Poca coña con la virginidad
Dos hechos muy significativos se produjeron durante el pasado mayo -casualmente, el Mes de María-, con sólo dos semanas de interludio. A mediados de mes, el papa Benedicto XVI recibió en Ciudad del Vaticano a 3.000 vírgenes consagradas a mantener intacta la conservación de salva sea la parte con el propósito de vivir sus vidas, tal como les exhortó el Pontífice, "de tal manera que siempre irradiéis la dignidad de ser esposas de Cristo". Por aberrante que nos parezca el asunto no ya a los no católicos, sino incluso a los no fanáticos, cada cual tiene derecho a hacer con su entrepierna lo que le venga en gana. Por más que sepamos que de sexos reprimidos, no sólo de mujer, están los rebaños de borregos llenos. Pero allá ellas y ellos con sus atavismos.
La noticia sólo habría resultado una curiosidad, más o menos deprimente, de las que tiene por costumbre facilitarnos el Vaticano desde hace un par de reinados. Pero dos semanas después apareció la información relacionada con un acontecimiento complementario y gravísimo. En Lille, Francia, un juez se sintió autorizado para anular el matrimonio de dos musulmanes porque ella, que no era virgen como había asegurado y había sido repudiada por su esposo (un ingeniero) y su familia, había llegado a la boda mediante engaño. Podemos suponer que si el novio le hubiera mentido a ella, asegurándole, por ejemplo, que tardaba un mínimo de media hora en llegar al orgasmo, y que en todo caso no lo alcanzaría sin antes proporcionarle un par a ella; y que, al no cumplir con lo prometido, la recién casada se hubiera presentado ante el mismo juez a reclamar una anulación como una casa, ¿debemos inferir que el alto funcionario habría accedido a concedérsela? Permítanme que lo dude.
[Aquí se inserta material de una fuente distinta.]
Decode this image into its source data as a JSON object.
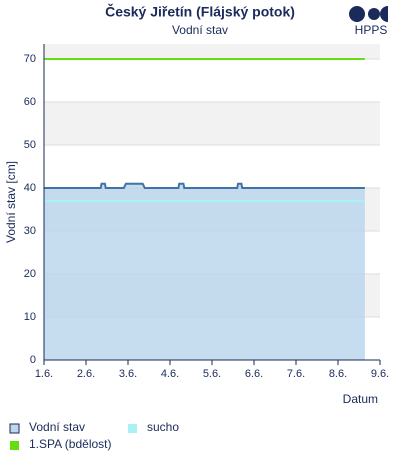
{
  "brand": "HPPS",
  "chart_data": {
    "type": "line",
    "title": "Český Jiřetín (Flájský potok)",
    "subtitle": "Vodní stav",
    "y_label": "Vodní stav [cm]",
    "x_label": "Datum",
    "xlim": [
      1,
      9
    ],
    "ylim": [
      0,
      73.5
    ],
    "xticks": [
      {
        "value": 1,
        "label": "1.6."
      },
      {
        "value": 2,
        "label": "2.6."
      },
      {
        "value": 3,
        "label": "3.6."
      },
      {
        "value": 4,
        "label": "4.6."
      },
      {
        "value": 5,
        "label": "5.6."
      },
      {
        "value": 6,
        "label": "6.6."
      },
      {
        "value": 7,
        "label": "7.6."
      },
      {
        "value": 8,
        "label": "8.6."
      },
      {
        "value": 9,
        "label": "9.6."
      }
    ],
    "yticks": [
      0,
      10,
      20,
      30,
      40,
      50,
      60,
      70
    ],
    "grid": true,
    "series": [
      {
        "name": "Vodní stav",
        "color": "#3f73a6",
        "fill": "#bcd6ec",
        "x": [
          1,
          2.35,
          2.37,
          2.45,
          2.47,
          2.9,
          2.95,
          3.35,
          3.4,
          4.2,
          4.22,
          4.32,
          4.34,
          5.6,
          5.62,
          5.7,
          5.72,
          8.64
        ],
        "values": [
          40,
          40,
          41,
          41,
          40,
          40,
          41,
          41,
          40,
          40,
          41,
          41,
          40,
          40,
          41,
          41,
          40,
          40
        ]
      },
      {
        "name": "sucho",
        "color": "#a8f2f4",
        "x": [
          1,
          8.64
        ],
        "values": [
          37,
          37
        ]
      },
      {
        "name": "1.SPA (bdělost)",
        "color": "#66dd11",
        "x": [
          1,
          8.64
        ],
        "values": [
          70,
          70
        ]
      }
    ]
  }
}
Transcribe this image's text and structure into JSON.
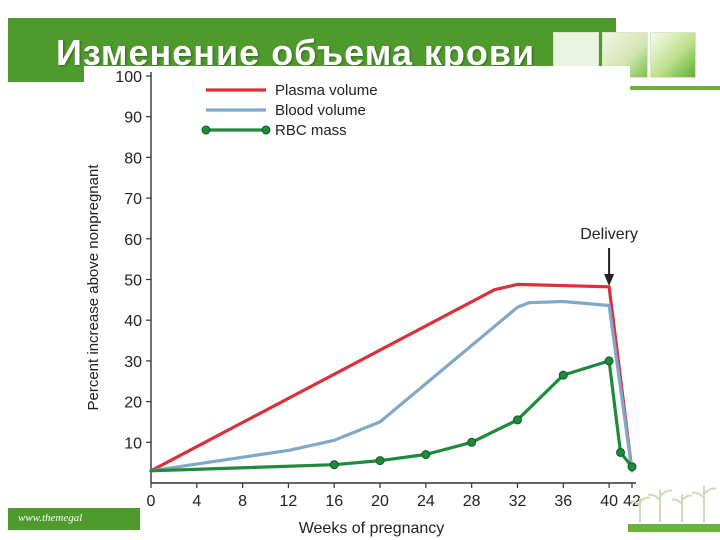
{
  "slide": {
    "title": "Изменение объема крови",
    "footer": "www.themegal"
  },
  "colors": {
    "header_green": "#4f9a2d",
    "plasma": "#d9303c",
    "blood": "#7fa8c9",
    "rbc": "#1f8a3b"
  },
  "icons": [
    "plant-thumbnail-icon",
    "sprout-thumbnail-icon",
    "leaf-thumbnail-icon",
    "plants-decoration-icon"
  ],
  "chart_data": {
    "type": "line",
    "xlabel": "Weeks of pregnancy",
    "ylabel": "Percent increase above nonpregnant",
    "xlim": [
      0,
      42
    ],
    "ylim": [
      0,
      100
    ],
    "x_ticks": [
      0,
      4,
      8,
      12,
      16,
      20,
      24,
      28,
      32,
      36,
      40,
      42
    ],
    "y_ticks": [
      10,
      20,
      30,
      40,
      50,
      60,
      70,
      80,
      90,
      100
    ],
    "legend_position": "top-left",
    "series": [
      {
        "name": "Plasma volume",
        "color": "#d9303c",
        "markers": false,
        "x": [
          0,
          30,
          32,
          40,
          42
        ],
        "y": [
          3,
          47.5,
          48.8,
          48.2,
          3
        ]
      },
      {
        "name": "Blood volume",
        "color": "#7fa8c9",
        "markers": false,
        "x": [
          0,
          12,
          16,
          20,
          32,
          33,
          36,
          40,
          42
        ],
        "y": [
          3,
          8,
          10.5,
          15,
          43.2,
          44.3,
          44.6,
          43.6,
          3
        ]
      },
      {
        "name": "RBC mass",
        "color": "#1f8a3b",
        "markers": true,
        "x": [
          0,
          16,
          20,
          24,
          28,
          32,
          36,
          40,
          41,
          42
        ],
        "y": [
          3,
          4.5,
          5.5,
          7,
          10,
          15.5,
          26.5,
          30,
          7.5,
          4
        ]
      }
    ],
    "annotations": [
      {
        "text": "Delivery",
        "x": 40,
        "arrow": true
      }
    ]
  }
}
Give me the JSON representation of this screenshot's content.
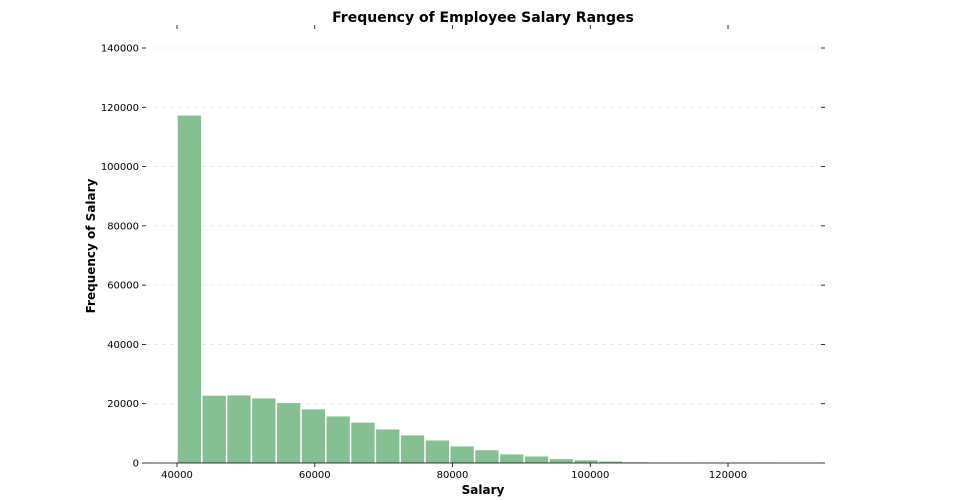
{
  "chart_data": {
    "type": "bar",
    "title": "Frequency of Employee Salary Ranges",
    "xlabel": "Salary",
    "ylabel": "Frequency of Salary",
    "xlim": [
      35500,
      133500
    ],
    "ylim": [
      0,
      140000
    ],
    "bar_color": "#86bf91",
    "x_ticks": [
      40000,
      60000,
      80000,
      100000,
      120000
    ],
    "y_ticks": [
      0,
      20000,
      40000,
      60000,
      80000,
      100000,
      120000,
      140000
    ],
    "grid": true,
    "bin_edges": [
      40000,
      43600,
      47200,
      50800,
      54400,
      58000,
      61600,
      65200,
      68800,
      72400,
      76000,
      79600,
      83200,
      86800,
      90400,
      94000,
      97600,
      101200,
      104800,
      108400,
      112000,
      115600,
      119200,
      122800,
      126400,
      130000
    ],
    "values": [
      117200,
      22700,
      22800,
      21800,
      20200,
      18100,
      15700,
      13600,
      11300,
      9300,
      7600,
      5600,
      4300,
      2900,
      2200,
      1300,
      900,
      500,
      250,
      130,
      60,
      30,
      15,
      8,
      4
    ]
  }
}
Daría ganas de vomitar, si no pusiera los pelos de punta, esta incursión en la caverna de un magistrado crecido en el terruño del Siglo de las Luces (y de la Revolución Industrial, que en Lille fue puntera). Pero no nos engañemos. Llevamos demasiado tiempo merodeando en torno a la pertinencia o no del regreso a las buenas costumbres. Para empezar, habría que llamarlas por su nombre: tradiciones retrógradas, auspiciadas por quienes saben que la castidad como meta vital produce desequilibrio mental, cuando no es el resultado de ello. Uno empieza riendo ante Amo a Marta (la parodia de MTV), pero poco a poco va aceptando que su mundo está llenándose de psicópatas que, como no lo prac¬tican, sólo piensan en el sexo, y a quienes se les llena la boca (lamentablemente, de palabras) para ufanarse de su superior control de lo que llaman bajas pasiones.
Entre la recepción papal a las 3.000 vírgenes (un anciano en su sano juicio, o simplemente impelido por la caridad, les habría dicho que no fueran tontas, que la vida pasa en un soplo) y la sentencia del de Lille existe una diferencia que infunde pavor. Y es que el juez se apoyó en el Código Civil para realizar una interpretación torticera de la ley e inmiscuirse en algo tan sagrado (miren por dónde) como la condición sexual de una mujer. Las esposas de Cristo, por mí como si quieren salir a la calle vestidas por Ágata Ruiz de la Prada. En cuanto a las mujeres a las que se obliga a llegar vírgenes al matrimonio para que su amo esté contento, las leyes deben ampararlas. Entre otras cosas porque si mienten, lo hacen para no ser despreciadas, o algo peor, por su comunidad, que casualmente vive, como ellas, en un país que se tiene a sí mismo por civilizado.
Lo que separa los dos hechos es que uno se produce en el terreno de la mitología y el desvarío que toda religión propicia, y el otro, en el marco de una democracia que predica la igualdad de derechos entre los sexos. Y si empezamos a relajar el marco legal, ¿qué nos quedará? ¿Qué le impedirá a monseñor Rouco, si no lo hace la ley, comportarse con los homosexuales como los autócratas de los países islámicos?
La única castidad que no produce malos resultados es la que se observa, por fuerza, a edades como la mía. Y les aseguro que, gracias a los dioses, no es absoluta.